The things that cause you to experience increased hair loss, do not necessarily mean that someone else with experience increased hair loss. and do you know why? BECAUSE OUR BODIES ARE ALL DIFFERENT!:wink:


#13

» I am betting that Jacob’s Whey protein doesn’t even contain those things in
» excess, I do not know why you would think that it would.
»
» The things that cause you to experience increased hair loss, do not
» necessarily mean that someone else with experience increased hair loss.
» and do you know why? BECAUSE OUR BODIES ARE ALL DIFFERENT!:wink:

who said whey contained those things? Im asking a general question

as for all our bodies being different i agree to an extent but
if something is bad for your hair its bad for your hair…


#14

Borage oil/fish oil didn’t work for me, used it for a year. Tried different dosages…nothing, hair continues to fall out. Still using though it since it helps circulation, which by the way seems is a common characteristic of many hair loss products: fish oil, minoxidil, nitric oxide, laser comb, beta sitosterol, green tea, etc.


#15

» There are a variety of ways to combat hair loss, and increase one’s chances
» of maintaining and regrowing his hair. Here is a comprehensive approach
» via internals:
»
» 1. Inhibiting DHT-influenced TGF-beta
» a. curcumin
» b. apple peel extract
» c. cocoa bean extract
» d. barley
»
» 2. Inhibiting inflammation-influenced TNF-alpha
» a. Essential Fatty Acids
» i. fish oil (EPA/DHA)
» ii. borage oil (GLA)
» iii. green tea (also inhibits DHT, lowers cholesterol, etc.)
» b. digestive enzymes
»
» 3. Glucose control (e.g. insulin resistance, type II diabetes)
» a. chromium
» b. pycnogenol
»
»
» Admittedly, this list may be considered incomplete.
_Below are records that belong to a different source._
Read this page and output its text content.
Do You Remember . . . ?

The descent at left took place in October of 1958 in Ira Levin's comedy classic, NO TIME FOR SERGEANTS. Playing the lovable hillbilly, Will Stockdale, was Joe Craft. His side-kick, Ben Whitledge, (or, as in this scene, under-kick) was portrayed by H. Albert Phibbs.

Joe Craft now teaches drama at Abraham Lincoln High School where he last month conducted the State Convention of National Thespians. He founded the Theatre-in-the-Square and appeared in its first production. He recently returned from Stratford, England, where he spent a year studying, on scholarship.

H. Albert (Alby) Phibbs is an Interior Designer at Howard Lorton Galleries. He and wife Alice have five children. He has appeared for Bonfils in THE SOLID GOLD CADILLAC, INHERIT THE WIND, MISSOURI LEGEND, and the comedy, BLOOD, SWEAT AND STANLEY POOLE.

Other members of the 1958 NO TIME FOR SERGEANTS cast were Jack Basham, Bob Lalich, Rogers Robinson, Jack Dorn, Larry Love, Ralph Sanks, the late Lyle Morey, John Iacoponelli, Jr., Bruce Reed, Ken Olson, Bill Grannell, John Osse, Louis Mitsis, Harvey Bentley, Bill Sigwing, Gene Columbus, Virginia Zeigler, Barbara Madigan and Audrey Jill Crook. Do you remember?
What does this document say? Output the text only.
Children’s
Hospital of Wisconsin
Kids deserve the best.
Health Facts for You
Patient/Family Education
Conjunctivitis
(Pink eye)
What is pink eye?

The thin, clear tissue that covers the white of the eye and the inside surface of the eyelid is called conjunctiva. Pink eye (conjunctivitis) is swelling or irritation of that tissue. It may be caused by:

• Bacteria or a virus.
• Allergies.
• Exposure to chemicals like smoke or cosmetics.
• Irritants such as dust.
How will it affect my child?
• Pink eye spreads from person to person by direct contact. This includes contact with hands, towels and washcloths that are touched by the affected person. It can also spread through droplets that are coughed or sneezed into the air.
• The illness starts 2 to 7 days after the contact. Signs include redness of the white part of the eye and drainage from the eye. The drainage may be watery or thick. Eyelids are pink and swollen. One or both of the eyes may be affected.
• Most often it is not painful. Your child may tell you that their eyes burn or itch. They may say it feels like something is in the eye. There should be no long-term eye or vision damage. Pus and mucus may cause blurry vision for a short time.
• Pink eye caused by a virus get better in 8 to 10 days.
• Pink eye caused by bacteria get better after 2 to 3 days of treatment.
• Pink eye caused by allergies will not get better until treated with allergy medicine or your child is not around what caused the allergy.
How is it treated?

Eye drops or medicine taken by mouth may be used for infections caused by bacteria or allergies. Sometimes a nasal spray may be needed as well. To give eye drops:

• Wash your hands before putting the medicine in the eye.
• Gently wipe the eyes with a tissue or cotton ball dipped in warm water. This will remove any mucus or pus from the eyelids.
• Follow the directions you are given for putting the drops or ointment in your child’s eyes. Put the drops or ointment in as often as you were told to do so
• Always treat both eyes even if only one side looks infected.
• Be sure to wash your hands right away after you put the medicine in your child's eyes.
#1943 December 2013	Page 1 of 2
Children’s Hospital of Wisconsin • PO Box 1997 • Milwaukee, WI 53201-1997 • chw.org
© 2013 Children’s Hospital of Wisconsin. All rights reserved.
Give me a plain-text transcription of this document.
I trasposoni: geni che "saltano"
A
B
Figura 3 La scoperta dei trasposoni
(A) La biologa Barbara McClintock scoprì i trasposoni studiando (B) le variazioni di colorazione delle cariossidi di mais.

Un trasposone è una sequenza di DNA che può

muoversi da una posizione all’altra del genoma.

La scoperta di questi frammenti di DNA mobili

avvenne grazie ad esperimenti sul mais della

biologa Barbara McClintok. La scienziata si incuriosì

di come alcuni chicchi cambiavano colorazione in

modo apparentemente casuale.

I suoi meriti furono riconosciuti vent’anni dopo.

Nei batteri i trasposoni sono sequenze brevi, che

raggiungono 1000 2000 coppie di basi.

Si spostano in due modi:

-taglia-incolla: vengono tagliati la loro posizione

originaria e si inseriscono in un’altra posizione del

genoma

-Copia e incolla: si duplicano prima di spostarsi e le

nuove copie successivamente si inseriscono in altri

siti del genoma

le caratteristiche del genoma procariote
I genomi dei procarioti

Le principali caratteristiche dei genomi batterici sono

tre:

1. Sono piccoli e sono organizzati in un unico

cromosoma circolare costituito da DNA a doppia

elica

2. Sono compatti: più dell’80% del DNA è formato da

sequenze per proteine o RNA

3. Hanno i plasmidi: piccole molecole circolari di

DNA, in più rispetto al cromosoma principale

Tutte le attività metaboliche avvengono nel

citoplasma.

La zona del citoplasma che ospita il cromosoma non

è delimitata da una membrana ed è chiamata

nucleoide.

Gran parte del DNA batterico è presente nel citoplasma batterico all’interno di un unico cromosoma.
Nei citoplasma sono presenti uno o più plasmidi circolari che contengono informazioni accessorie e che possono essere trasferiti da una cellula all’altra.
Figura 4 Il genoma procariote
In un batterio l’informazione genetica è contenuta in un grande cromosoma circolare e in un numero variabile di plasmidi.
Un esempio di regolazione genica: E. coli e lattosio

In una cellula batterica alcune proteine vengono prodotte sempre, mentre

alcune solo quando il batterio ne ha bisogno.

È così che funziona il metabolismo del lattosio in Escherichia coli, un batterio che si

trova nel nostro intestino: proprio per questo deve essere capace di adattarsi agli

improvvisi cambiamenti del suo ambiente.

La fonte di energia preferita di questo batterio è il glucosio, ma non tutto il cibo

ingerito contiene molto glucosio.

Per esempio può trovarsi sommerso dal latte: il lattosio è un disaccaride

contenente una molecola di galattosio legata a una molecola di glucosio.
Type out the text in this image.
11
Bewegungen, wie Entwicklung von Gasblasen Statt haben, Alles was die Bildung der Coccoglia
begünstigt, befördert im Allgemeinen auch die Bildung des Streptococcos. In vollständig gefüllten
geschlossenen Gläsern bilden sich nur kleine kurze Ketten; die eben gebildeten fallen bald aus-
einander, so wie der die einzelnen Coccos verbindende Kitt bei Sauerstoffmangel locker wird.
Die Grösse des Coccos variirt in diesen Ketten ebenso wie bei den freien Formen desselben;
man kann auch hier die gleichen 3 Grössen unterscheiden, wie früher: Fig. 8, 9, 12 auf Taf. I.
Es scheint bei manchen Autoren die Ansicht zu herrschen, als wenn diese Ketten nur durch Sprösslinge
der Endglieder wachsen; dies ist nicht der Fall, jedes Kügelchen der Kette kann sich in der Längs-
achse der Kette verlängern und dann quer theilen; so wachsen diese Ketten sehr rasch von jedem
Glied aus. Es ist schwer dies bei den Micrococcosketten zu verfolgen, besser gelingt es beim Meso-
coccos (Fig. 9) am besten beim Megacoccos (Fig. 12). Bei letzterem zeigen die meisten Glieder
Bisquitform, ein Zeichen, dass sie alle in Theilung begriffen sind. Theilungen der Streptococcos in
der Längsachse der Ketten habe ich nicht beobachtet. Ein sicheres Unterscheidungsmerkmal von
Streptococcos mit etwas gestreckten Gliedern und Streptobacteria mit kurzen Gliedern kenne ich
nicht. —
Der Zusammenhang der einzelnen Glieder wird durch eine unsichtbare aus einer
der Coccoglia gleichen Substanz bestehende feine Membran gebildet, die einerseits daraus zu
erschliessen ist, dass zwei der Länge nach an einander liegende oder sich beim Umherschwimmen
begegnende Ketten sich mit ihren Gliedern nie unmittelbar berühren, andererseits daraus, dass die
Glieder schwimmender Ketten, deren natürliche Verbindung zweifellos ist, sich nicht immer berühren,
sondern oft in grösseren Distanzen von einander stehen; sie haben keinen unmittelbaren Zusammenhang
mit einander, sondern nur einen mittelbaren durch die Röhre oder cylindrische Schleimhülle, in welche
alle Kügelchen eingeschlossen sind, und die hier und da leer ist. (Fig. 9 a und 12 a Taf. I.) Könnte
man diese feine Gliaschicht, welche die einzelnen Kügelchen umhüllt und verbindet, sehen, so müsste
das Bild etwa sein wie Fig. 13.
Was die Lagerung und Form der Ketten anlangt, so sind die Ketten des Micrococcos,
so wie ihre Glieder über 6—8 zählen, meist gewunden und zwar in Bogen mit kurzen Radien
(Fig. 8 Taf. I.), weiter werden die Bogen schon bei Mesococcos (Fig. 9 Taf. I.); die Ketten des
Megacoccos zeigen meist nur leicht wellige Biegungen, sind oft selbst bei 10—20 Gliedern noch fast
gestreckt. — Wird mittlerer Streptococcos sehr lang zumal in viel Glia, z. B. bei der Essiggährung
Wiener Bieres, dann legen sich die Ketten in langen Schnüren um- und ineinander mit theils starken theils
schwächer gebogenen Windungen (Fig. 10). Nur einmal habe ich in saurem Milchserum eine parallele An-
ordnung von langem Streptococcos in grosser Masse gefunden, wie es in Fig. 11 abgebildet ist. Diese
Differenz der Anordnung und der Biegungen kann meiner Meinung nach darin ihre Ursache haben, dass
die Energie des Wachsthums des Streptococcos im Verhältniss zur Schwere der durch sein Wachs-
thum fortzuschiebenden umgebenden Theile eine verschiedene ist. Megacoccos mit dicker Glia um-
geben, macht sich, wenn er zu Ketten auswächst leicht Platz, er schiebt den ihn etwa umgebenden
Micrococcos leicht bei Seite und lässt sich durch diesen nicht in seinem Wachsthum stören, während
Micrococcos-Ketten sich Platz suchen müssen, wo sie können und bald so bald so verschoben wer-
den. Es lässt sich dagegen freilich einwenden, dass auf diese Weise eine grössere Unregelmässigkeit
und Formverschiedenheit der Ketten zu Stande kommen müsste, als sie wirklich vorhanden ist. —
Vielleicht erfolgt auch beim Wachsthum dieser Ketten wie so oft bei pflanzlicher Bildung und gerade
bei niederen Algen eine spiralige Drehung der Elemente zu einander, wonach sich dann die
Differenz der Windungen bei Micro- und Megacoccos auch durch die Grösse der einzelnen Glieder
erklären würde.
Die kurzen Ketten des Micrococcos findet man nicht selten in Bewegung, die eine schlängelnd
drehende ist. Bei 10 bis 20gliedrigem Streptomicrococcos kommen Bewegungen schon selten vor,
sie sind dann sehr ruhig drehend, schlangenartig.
But I feel these
» supplements could serve as a foundation on which to build upon further.
» Feel free to do so:-D .

Saw Palmetto


#16

True, you can find the same vits & mins in supplements, but do the supplements also contain the enzymes (found in the food we eat) necessary to utilize the vits & mins? Taking supplements without the proper enzymes is just like pouring money down the drain (or toilet).

Jtelecom


#17

» True, you can find the same vits & mins in supplements, but do the
» supplements also contain the enzymes (found in the food we eat)
» necessary to utilize the vits & mins? Taking supplements without
» the proper enzymes is just like pouring money down the drain (or toilet).
»
» Jtelecom

enzymes, ? more like the minerals you need to process and recognize the vitamins
your digestive system contains natural enzymes


#18

Beta sitosterol, nettle root extract, and (to a lesser extent) saw palmetto are often considered as the “Evil Trinity” of natural supplements, due to the side effects reported by a significant number of users.


#19

» Beta sitosterol, nettle root extract, and (to a lesser extent) saw palmetto
» are often considered as the “Evil Trinity” of natural supplements, due to
» the side effects reported by a significant number of users.

what side effects? I thought they were supposed to be safer than Propecia n avodart. Do tell.


#20

» Borage oil/fish oil didn’t work for me, used it for a year. Tried
» different dosages…nothing, hair continues to fall out. Still using
» though it since it helps circulation, which by the way seems is a common
» characteristic of many hair loss products: fish oil, minoxidil, nitric
» oxide, laser comb, beta sitosterol, green tea, etc.

chia, I have something for you to try. Go get a big bottle of spirulina and take a handful in the morning and one in the evening. I am having pretty good success with it.